Lors de chaque opération demandée par un logiciel applicatif, le système d'exploitation vérifie préalablement si l'utilisateur qui manipule le logiciel applicatif est autorisé à effectuer cette opération. La vérification se fait sur la base des règlements ainsi que des listes de droits d'accès introduits par l'administrateur sécurité. Le système d'exploitation refusera toute opération non autorisée et inscrira le refus dans un journal d'activité.

En particulier, le système d'exploitation peut refuser à un utilisateur de lire, de modifier, ou de supprimer un fichier, selon la liste des droits d'accès introduits concernant ce fichier. Le nom des personnes autorisées à modifier les listes de droit d'accès est également indiqué dans la liste de droits d'accès.

Le système d'exploitation va également refuser la mise hors service de programmes centraux tels que les logiciels serveur ou des programmes du système d'exploitation par tout utilisateur qui n'a pas préalablement recu le privilège d'effectuer cette opération - selon les règlements introduits par l'administrateur de sécurité.

Lorsqu'un logiciel autonome (bot informatique) demande des opérations au système d'exploitation, le logiciel doit préalablement décliner son identité en tant que produit puis, sur la base de cette identité, le système d'exploitation effectue les mêmes vérifications que pour une personne physique.

Les mécanismes de contrôle d'accès ont aussi pour effet de lutter contre les logiciels malveillants - ceux-ci effectuent souvent des opérations susceptibles de perturber l'utilisation de l'ordinateur.

Interface utilisateur

Un ensemble de programmes du système d'exploitation réceptionnent les informations envoyées par les logiciels applicatifs, et les placent sur une image numérique qui sera envoyée au matériel par l'intermédiaire d'un pilote. En complément un autre ensemble de programmes réceptionnent les manipulations effectuées par l'usager par l'intermédiaire de pilotes puis les transmettent au logiciel concerné. Ces deux ensembles créent l'interface homme-machine qui permet à un usager d'interagir avec la machine.

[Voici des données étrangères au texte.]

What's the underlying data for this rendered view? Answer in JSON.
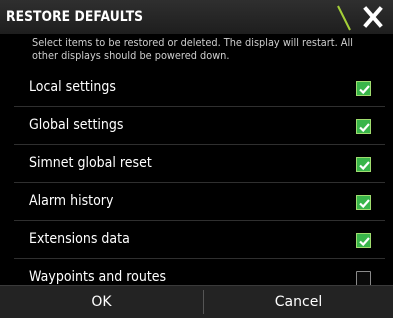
{
  "dialog": {
    "title": "RESTORE DEFAULTS",
    "description": "Select items to be restored or deleted. The display will restart. All other displays should be powered down.",
    "close_icon": "close-icon"
  },
  "items": [
    {
      "label": "Local settings",
      "checked": true
    },
    {
      "label": "Global settings",
      "checked": true
    },
    {
      "label": "Simnet global reset",
      "checked": true
    },
    {
      "label": "Alarm history",
      "checked": true
    },
    {
      "label": "Extensions data",
      "checked": true
    },
    {
      "label": "Waypoints and routes",
      "checked": false
    }
  ],
  "footer": {
    "ok_label": "OK",
    "cancel_label": "Cancel"
  },
  "colors": {
    "accent_green": "#39b54a",
    "header_stripe": "#a4cf38",
    "background": "#000000"
  }
}
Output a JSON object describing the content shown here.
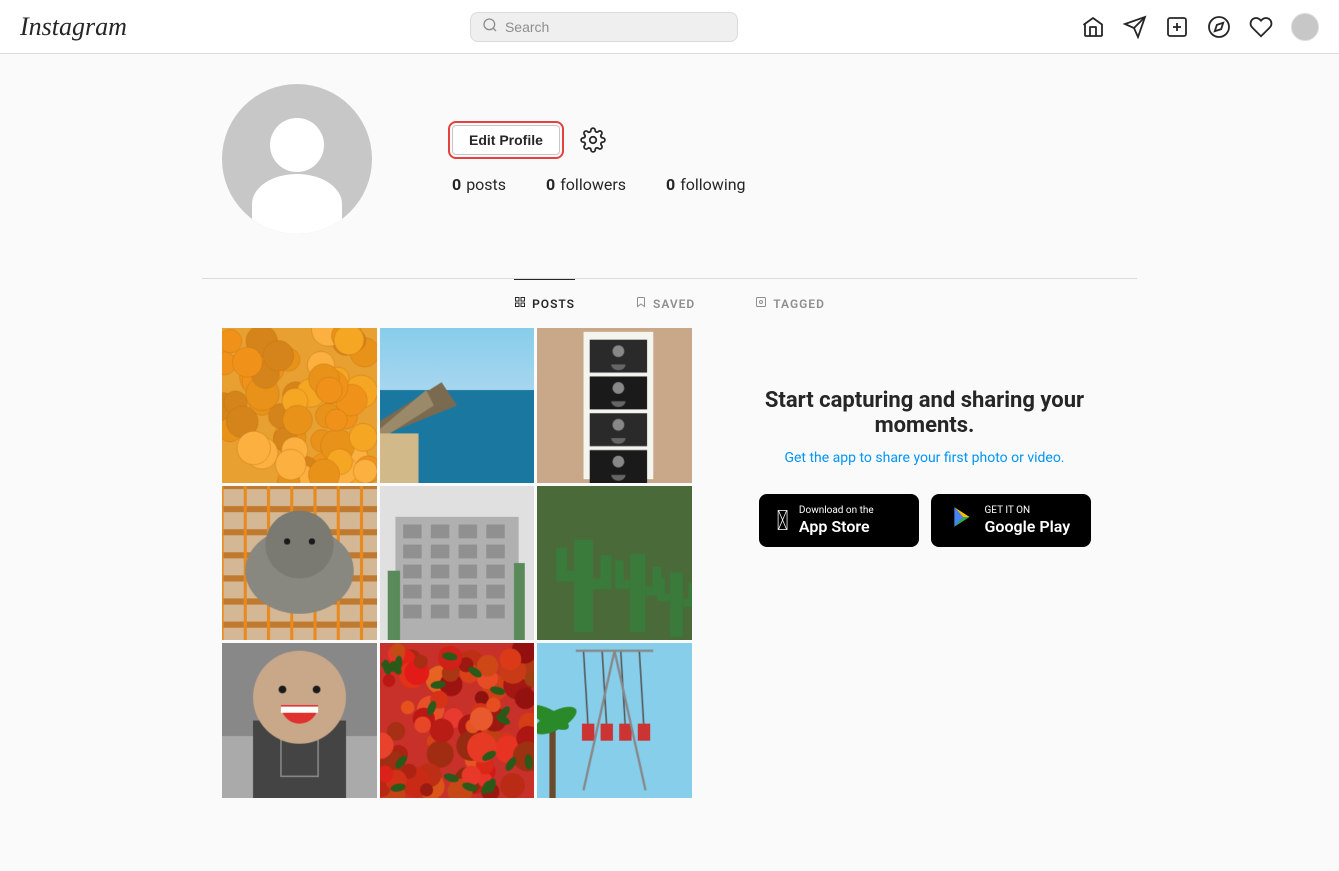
{
  "header": {
    "logo": "Instagram",
    "search_placeholder": "Search",
    "nav_icons": [
      "home",
      "direct",
      "new-post",
      "explore",
      "activity"
    ],
    "avatar_alt": "User avatar"
  },
  "profile": {
    "username": "",
    "edit_button_label": "Edit Profile",
    "stats": {
      "posts_count": "0",
      "posts_label": "posts",
      "followers_count": "0",
      "followers_label": "followers",
      "following_count": "0",
      "following_label": "following"
    }
  },
  "tabs": [
    {
      "id": "posts",
      "label": "POSTS",
      "active": true
    },
    {
      "id": "saved",
      "label": "SAVED",
      "active": false
    },
    {
      "id": "tagged",
      "label": "TAGGED",
      "active": false
    }
  ],
  "cta": {
    "title": "Start capturing and sharing your moments.",
    "subtitle": "Get the app to share your first photo or video.",
    "app_store_sub": "Download on the",
    "app_store_name": "App Store",
    "google_play_sub": "GET IT ON",
    "google_play_name": "Google Play"
  }
}
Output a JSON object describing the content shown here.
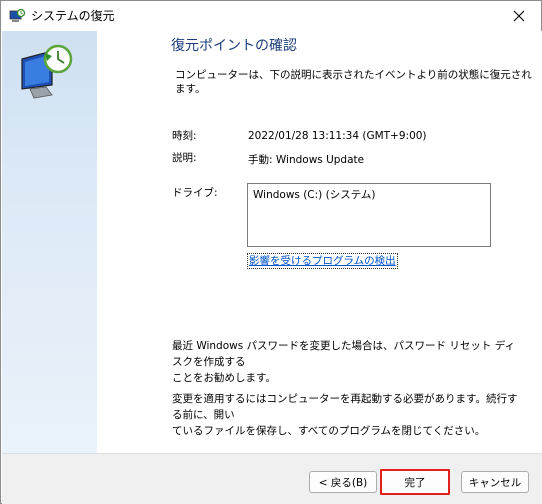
{
  "window": {
    "title": "システムの復元",
    "icons": {
      "title": "system-restore-icon",
      "close": "close-icon",
      "side": "restore-computer-icon"
    }
  },
  "main": {
    "heading": "復元ポイントの確認",
    "description": "コンピューターは、下の説明に表示されたイベントより前の状態に復元されます。",
    "time_label": "時刻:",
    "time_value": "2022/01/28 13:11:34 (GMT+9:00)",
    "desc_label": "説明:",
    "desc_value": "手動: Windows Update",
    "drive_label": "ドライブ:",
    "drive_value": "Windows (C:) (システム)",
    "affected_link": "影響を受けるプログラムの検出",
    "password_note_line1": "最近 Windows パスワードを変更した場合は、パスワード リセット ディスクを作成する",
    "password_note_line2": "ことをお勧めします。",
    "restart_note_line1": "変更を適用するにはコンピューターを再起動する必要があります。続行する前に、開い",
    "restart_note_line2": "ているファイルを保存し、すべてのプログラムを閉じてください。"
  },
  "buttons": {
    "back": "< 戻る(B)",
    "finish": "完了",
    "cancel": "キャンセル"
  },
  "colors": {
    "heading": "#1a3c7a",
    "link": "#0055cc",
    "highlight": "#e0201a"
  }
}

Le système d'exploitation peut également dialoguer avec un usager par l'intermédiaire d'un autre ordinateur ou d'un terminal (interface distribuée). Les informations envoyées par les logiciels applicatifs seront alors envoyées à l'autre ordinateur selon un protocole prévu à cet effet, tandis que l'autre ordinateur enverra les manipulations effectuées par l'utilisateur. voir SSH, RFB ou X Window System.

Lorsque l'interface est en mode texte, l'image numérique est une grille dans laquelle sont placés des caractères d'imprimerie, la grille comporte typiquement 80 colonnes et 35 lignes. L'interface se manipule typiquement avec un clavier. Ce type d'interface, qui existe depuis les début de l'informatique est aujourd'hui remplacé par les interfaces graphiques.